Pyramid's OSx version of Unix (a dual-universe Unix supporting both 4.xBSD and System V) [1] had a bug in the "passwd" program, such that if somebody edited /etc/passwd with a text editor and introduced a blank line (say at the end of the file, or anywhere), the next person who changed their password with the setuid root passwd program would cause the blank line to be replaced by "::0:0:::" (empty user name, empty password, uid 0, gid 0), which then let you get a root shell with 'su ""', and log in as root by pressing the return key to the Login: prompt. (Well it wasn't quite that simple. The email explains.)
Here's the email in which I reported it to the staff mailing list.

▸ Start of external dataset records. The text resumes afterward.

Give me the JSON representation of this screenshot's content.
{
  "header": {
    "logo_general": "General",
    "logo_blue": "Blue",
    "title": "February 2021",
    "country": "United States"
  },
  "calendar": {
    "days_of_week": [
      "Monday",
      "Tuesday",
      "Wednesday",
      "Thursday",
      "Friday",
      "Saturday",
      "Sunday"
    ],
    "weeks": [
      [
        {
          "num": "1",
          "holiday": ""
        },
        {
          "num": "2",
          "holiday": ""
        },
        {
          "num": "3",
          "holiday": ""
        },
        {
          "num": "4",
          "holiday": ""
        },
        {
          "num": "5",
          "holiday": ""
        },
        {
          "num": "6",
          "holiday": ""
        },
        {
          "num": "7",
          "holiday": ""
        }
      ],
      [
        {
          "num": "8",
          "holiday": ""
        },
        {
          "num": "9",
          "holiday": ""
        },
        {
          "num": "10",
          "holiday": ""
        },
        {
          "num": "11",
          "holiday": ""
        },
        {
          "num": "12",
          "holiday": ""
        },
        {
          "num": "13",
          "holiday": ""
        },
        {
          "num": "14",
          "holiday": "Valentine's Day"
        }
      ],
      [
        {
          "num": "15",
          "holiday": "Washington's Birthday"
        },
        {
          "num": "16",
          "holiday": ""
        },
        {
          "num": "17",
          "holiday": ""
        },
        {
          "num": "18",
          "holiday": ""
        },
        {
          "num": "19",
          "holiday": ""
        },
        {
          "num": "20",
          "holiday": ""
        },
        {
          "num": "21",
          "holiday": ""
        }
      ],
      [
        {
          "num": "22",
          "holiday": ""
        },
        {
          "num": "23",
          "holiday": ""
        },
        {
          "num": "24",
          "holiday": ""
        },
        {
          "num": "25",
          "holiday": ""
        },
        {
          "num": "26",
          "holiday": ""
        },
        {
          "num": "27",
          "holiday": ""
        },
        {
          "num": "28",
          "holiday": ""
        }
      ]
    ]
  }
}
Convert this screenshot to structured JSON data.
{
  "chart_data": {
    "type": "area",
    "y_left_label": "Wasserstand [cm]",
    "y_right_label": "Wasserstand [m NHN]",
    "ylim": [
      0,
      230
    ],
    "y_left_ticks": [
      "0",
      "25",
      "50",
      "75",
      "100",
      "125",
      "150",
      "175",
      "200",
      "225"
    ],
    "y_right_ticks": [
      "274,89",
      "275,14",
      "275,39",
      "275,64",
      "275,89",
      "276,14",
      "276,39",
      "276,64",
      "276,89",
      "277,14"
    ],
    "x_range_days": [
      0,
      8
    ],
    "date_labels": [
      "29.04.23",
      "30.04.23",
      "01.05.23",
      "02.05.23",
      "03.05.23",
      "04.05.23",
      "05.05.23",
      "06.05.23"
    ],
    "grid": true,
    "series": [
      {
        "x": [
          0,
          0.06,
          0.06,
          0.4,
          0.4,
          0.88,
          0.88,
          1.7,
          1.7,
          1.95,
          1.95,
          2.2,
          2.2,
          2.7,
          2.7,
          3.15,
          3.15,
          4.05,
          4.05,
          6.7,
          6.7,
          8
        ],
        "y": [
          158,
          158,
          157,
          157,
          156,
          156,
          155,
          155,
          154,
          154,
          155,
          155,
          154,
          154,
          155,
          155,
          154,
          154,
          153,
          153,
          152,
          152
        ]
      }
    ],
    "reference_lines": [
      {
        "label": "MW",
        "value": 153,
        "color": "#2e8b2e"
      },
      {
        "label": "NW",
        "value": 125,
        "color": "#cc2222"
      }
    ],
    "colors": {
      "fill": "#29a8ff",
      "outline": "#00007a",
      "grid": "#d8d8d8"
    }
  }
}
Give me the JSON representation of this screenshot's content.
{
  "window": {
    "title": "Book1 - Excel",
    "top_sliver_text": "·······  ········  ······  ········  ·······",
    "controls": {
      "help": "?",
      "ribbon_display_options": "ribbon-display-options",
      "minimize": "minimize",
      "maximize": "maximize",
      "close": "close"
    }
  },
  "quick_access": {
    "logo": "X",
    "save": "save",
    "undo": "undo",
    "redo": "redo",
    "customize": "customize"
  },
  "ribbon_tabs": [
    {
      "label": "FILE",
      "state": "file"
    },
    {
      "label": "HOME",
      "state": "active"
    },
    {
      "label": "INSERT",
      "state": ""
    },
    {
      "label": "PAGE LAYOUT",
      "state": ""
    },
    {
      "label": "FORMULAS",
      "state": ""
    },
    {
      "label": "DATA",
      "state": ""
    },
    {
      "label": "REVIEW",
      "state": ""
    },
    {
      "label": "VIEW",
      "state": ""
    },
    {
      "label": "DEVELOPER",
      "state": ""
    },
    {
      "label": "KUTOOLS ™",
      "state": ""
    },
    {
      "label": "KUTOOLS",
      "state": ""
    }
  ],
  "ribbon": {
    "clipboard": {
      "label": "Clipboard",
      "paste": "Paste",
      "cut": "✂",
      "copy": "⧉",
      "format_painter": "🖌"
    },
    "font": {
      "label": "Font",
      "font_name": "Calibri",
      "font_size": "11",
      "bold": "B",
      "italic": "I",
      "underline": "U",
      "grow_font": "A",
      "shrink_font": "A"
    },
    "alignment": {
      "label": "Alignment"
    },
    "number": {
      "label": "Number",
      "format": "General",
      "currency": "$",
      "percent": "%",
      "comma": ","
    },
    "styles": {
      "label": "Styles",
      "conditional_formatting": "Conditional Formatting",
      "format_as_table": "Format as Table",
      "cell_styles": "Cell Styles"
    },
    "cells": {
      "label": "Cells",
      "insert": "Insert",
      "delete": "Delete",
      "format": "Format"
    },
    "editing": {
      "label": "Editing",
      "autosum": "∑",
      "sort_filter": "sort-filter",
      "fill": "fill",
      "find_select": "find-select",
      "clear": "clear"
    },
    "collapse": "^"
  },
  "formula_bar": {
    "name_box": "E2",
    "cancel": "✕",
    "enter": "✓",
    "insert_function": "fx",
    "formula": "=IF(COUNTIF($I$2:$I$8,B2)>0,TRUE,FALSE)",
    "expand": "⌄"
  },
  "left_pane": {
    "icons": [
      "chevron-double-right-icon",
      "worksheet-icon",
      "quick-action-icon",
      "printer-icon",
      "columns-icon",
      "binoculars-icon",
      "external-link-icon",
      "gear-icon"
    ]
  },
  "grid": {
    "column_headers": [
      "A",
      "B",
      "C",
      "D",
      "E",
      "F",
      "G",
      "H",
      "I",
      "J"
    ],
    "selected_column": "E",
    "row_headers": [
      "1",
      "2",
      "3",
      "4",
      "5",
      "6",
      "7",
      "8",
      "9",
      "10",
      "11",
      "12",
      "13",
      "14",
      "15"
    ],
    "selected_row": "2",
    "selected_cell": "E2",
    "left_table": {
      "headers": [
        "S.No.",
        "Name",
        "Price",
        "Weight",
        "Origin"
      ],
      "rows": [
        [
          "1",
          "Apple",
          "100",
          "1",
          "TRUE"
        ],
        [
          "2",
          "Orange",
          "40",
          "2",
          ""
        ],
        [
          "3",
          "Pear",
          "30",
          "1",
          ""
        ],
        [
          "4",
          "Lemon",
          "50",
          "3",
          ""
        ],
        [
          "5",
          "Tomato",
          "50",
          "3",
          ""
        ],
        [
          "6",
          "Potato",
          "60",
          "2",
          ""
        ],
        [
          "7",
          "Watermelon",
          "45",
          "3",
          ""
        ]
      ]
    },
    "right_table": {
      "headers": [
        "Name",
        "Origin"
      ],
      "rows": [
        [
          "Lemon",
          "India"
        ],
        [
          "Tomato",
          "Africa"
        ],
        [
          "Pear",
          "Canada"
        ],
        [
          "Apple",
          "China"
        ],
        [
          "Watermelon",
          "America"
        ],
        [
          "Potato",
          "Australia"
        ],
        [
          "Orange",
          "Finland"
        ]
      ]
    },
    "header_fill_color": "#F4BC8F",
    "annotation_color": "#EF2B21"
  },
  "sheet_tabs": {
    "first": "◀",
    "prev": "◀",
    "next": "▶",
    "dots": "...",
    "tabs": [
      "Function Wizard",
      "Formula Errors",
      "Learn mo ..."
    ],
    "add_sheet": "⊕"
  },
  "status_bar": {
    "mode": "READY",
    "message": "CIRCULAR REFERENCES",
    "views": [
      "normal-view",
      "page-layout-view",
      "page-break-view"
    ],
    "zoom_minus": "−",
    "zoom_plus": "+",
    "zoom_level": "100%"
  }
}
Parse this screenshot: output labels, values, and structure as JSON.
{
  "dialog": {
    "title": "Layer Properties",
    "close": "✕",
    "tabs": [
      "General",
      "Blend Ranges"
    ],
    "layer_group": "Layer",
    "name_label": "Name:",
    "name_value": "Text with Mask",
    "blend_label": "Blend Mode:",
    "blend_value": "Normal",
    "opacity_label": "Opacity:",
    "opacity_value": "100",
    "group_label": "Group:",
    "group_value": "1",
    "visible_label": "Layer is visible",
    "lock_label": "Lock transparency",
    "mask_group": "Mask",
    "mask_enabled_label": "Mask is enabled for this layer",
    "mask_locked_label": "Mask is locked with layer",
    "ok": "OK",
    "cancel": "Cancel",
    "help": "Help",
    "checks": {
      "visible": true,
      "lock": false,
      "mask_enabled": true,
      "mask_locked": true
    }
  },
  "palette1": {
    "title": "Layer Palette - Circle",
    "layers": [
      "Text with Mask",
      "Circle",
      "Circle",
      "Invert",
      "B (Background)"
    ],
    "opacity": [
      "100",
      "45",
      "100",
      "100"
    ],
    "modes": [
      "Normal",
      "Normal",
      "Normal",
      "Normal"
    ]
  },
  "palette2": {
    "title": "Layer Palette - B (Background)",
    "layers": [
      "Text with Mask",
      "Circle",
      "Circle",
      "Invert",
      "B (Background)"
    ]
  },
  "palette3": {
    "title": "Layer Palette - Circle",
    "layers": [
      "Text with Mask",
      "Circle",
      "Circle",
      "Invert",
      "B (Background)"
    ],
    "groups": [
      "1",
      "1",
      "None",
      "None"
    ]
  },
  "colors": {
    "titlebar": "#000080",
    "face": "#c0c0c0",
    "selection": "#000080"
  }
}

Date: Tue, 30 Sep 86 03:53:12 EDT
From: Don Hopkins <don@brillig.umd.edu>
Message-Id: <8609300753.AA22574@brillig.umd.edu>
To: chris@mimsy.umd.edu, staff@mimsy.umd.edu,
Pete "Gymble Roulette" Cottrell <pete@mimsy.umd.edu>
In-Reply-To: Chris Torek's message of Mon, 29 Sep 86 22:57:57 EDT
Subject: stranger and stranger and stranger and stranger and stranger
Date: Mon, 29 Sep 86 22:57:57 EDT
From: Chris Torek <chris@mimsy.umd.edu>
Gymble has been `upgraded'.
Pyramid's new login program requires that every account have a
password.
The remote login system works by having special, password-less
accounts.
Fun.
Pyramid's has obviously put a WHOLE lot of thought into their nifty
security measures in the new release.
Is it only half installed, or what? I can't find much in the way of
sources. /usr/src (on the ucb side of the universe at lease) is quite
sparse.
On gymble, if there is a stray newline at the end of /etc/passwd, the
next time passwd is run, a nasty little "::0:0:::" entry gets added on
that line! [Ye Olde Standard Unix "passwd" Bug That MUST Have Been Put
There On Purpose.] So I tacked a newline onto the end with vipw to see
how much fun I could have with this....
One effect is that I got a root shell by typing:
% su ""
But that's not nearly as bad as the effect of typing:
% rlogin gymble -l ""
All I typed after that was <cr>:
you don't hasword: New passhoose one new
word: <cr>
se a lonNew passger password.
word: <cr>
se a lonNew password:ger password.
<cr>
Please use a longer password.
Password: <cr>
Retype new password: <cr>
Connection closed
Yes, it was quite garbled for me, too: you're not see
- Can be mitigated by enabling the root user with a strong password
- Can be detected with `osquery` using `SELECT * FROM plist WHERE path = "/private/var/db/dslocal/nodes/Default/users/root.plist" AND key = "passwd" AND length(value) > 1;";`
- You can see what time the root account was enabled using `SELECT * FROM plist WHERE path = "/private/var/db/dslocal/nodes/Default/users/root.plist" WHERE key = "accountPolicyData";` then base 64 decoding that into a file and then running `plutil -convert xml1` and looking at the `passwordLastSetTime` field.
Note: osquery needs to be running with `sudo` but if you have it deployed across a fleet of macs as a daemon then it will be running with `sudo` anyway.